The show’s most attractive draws, then, are its lead performances. Little else is more gratifying than hearing Thornton’s folksy, Southern-inflected voice spout lines like, “I’m not some sort of gardener rapist,” and, “Let’s go be pals and shit.” As evidenced by his turn in “Fargo,” he can hide considerable menace behind his easy charm. And Nina Arianda (“Florence Foster Jenkins”) is surprisingly effective as the energetic, exasperated and wonderfully named Patty Solis-Papagian. Bello, meanwhile, elevates what she can with an ex-wife archetype — though she does figure prominently in the plot — and Molly Parker (“House of Cards”) does her best in a somewhat out-of-place lawyer role.
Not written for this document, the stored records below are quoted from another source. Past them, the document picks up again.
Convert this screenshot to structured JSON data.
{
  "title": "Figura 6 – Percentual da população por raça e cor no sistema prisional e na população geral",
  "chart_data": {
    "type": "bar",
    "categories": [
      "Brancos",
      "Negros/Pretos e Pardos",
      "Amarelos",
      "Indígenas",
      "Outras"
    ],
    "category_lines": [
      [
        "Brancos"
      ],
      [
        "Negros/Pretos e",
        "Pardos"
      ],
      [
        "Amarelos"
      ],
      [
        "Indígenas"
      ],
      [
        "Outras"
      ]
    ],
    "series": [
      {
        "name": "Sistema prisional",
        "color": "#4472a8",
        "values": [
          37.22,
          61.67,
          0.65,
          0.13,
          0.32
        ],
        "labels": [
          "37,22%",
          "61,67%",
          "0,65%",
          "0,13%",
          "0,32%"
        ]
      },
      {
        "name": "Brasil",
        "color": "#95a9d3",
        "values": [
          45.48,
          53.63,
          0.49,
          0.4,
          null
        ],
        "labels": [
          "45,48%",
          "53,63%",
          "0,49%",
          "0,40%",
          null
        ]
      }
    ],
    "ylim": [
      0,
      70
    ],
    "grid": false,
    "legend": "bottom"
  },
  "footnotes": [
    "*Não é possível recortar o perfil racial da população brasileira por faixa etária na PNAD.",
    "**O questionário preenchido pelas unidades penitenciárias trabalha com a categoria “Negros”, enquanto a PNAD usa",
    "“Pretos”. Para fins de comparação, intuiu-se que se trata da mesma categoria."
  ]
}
One has to wonder how much money Thornton, Bello and their similarly esteemed colleagues were offered. Was it simply the sheen of prestige, of “streaming on Amazon Prime” that lured them in? Because “Goliath,” save for a typically charismatic Thornton performance, is a particularly inoffensive offering in the streaming wars. The effect is odd, like expecting “The Night Of” and instead getting “Damages.” Thus, “Goliath” is a strange entity: it’s to be commended for being thoroughly secure in its middling ambitions, but it’s also of a template that’s been done before — and better — many times over.